While all tofu choices will provide a complete protein (more on that below), the protein content will vary based on the type of tofu as well as the brand you’re buying. For a general estimate, here’s how much protein each type of tofu has in a 100-gram serving, according to the United States Department of Agriculture (USDA):

  • Extra firm tofu: 7.4 grams
  • Firm Tofu: 6.9 grams
  • Silken Tofu: 4.8 grams

Is Tofu a Complete Protein?

Not only is tofu a great source of vegan, plant-based protein, but it’s also a complete protein source. “A complete protein contains all nine of the amino acids that are considered essential; that is, we can’t make them in our bodies and have to consume them,” explains Melissa Groves Azzaro, RDN, registered dietitian and author of “A Balanced Approach to PCOS.” In other words, you must get these nine essential nutrients from your diet.

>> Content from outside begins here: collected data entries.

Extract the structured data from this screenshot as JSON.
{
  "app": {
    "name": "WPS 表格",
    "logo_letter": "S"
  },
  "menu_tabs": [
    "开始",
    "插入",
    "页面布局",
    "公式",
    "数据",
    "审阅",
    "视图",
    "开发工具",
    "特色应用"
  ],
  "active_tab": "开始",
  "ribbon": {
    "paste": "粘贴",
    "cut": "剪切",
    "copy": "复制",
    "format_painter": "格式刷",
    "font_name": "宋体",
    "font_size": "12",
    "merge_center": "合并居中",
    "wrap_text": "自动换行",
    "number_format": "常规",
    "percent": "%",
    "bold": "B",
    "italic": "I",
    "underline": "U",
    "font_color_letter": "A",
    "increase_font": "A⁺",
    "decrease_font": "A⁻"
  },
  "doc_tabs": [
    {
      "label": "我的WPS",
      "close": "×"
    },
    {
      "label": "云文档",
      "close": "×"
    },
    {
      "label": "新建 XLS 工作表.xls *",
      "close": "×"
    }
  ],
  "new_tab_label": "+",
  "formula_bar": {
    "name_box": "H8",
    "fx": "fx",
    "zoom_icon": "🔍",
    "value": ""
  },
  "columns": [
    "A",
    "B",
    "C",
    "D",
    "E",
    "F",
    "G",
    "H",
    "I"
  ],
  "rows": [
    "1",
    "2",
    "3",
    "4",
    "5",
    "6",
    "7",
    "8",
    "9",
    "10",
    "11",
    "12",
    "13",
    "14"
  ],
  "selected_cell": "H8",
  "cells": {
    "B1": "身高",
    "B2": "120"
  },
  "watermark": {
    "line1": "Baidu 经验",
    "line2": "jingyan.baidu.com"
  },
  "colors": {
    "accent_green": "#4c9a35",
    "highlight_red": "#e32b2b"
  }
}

Otherwise, you may experience a gap in your amino acid intake.

Animal proteins contain all nine of those amino acids, meaning they’re complete proteins — but not all plant-based protein sources are complete, Azzaro explains, which is one reason why tofu is such an impressive protein choice. Pistachios are another complete plant-based protein source, for example.

You don’t need to worry about getting a complete protein source at every meal; if you’re eating a variety of protein sources (plant-based or otherwise, including veggies, whole grains, nuts, seeds, and legumes) you’re likely getting all the amino acids you need. If you’re following a plant-based diet and you’re concerned about getting enough, it’s a good idea to consult with a health professional like your doctor or a registered dietitian.

Protein in Tofu vs. Chicken or Beef

Curious how much protein tofu has compared to animal protein sources like chicken or beef? Here’s a breakdown per 100-gram serving, according to the USDA:

  • Extra firm tofu: 7.4 grams
  • Chicken breast: 31 grams
  • Ground beef (90% lean): 18.2 grams

Tofu may not have quite as much protein as chicken or beef, but it has some other perks that make it a healthy choice in comparison. For example, like chicken and beef, tofu provides all nine essential amino acids and is a complete protein. But unlike many meat choices, tofu is low in saturated fat and free from cholesterol.

Also unlike chicken or beef, tofu contains isoflavones, which are a type of plant compound often called “phytoestrogens” because they can have an estrogen-like effect on your body. But don’t worry, these “plant-estrogens” don’t act exactly like the estrogen we naturally produce. In fact, research shows that these isoflavones can have some pretty fantastic health benefits. They’re linked to reducing the risk of heart disease, osteoporosis, and certain types of cancer. Plus, they might help alleviate symptoms of menopause.

Tofu is also a source of many micronutrients, including iron, calcium, and manganese.

While animal-based proteins, like chicken and beef, can’t boast all of the health claims tofu can, certain choices (especially leaner meat cuts) can offer some unique benefits too, like being a source of heme iron, which is a form of iron that is easier for the body to actually utilize.

Tips For Including More Tofu in Your Diet

Including tofu in your diet can be a simple way to eat more plant-based protein.

If you’re ready to jump on the tofu-eating train, Azzaro recommends trying different ways to add it to dishes you already enjoy, like making a tofu and veggie scramble for breakfast (using tofu in place of scrambled eggs), adding silken tofu as a protein in smoothies, desserts, or dips, and adding baked tofu to salads or sandwiches.

No matter whether you grill it, bake it, or add cubes to your miso soup, including this plant-based protein in your diet can certainly be a positive addition.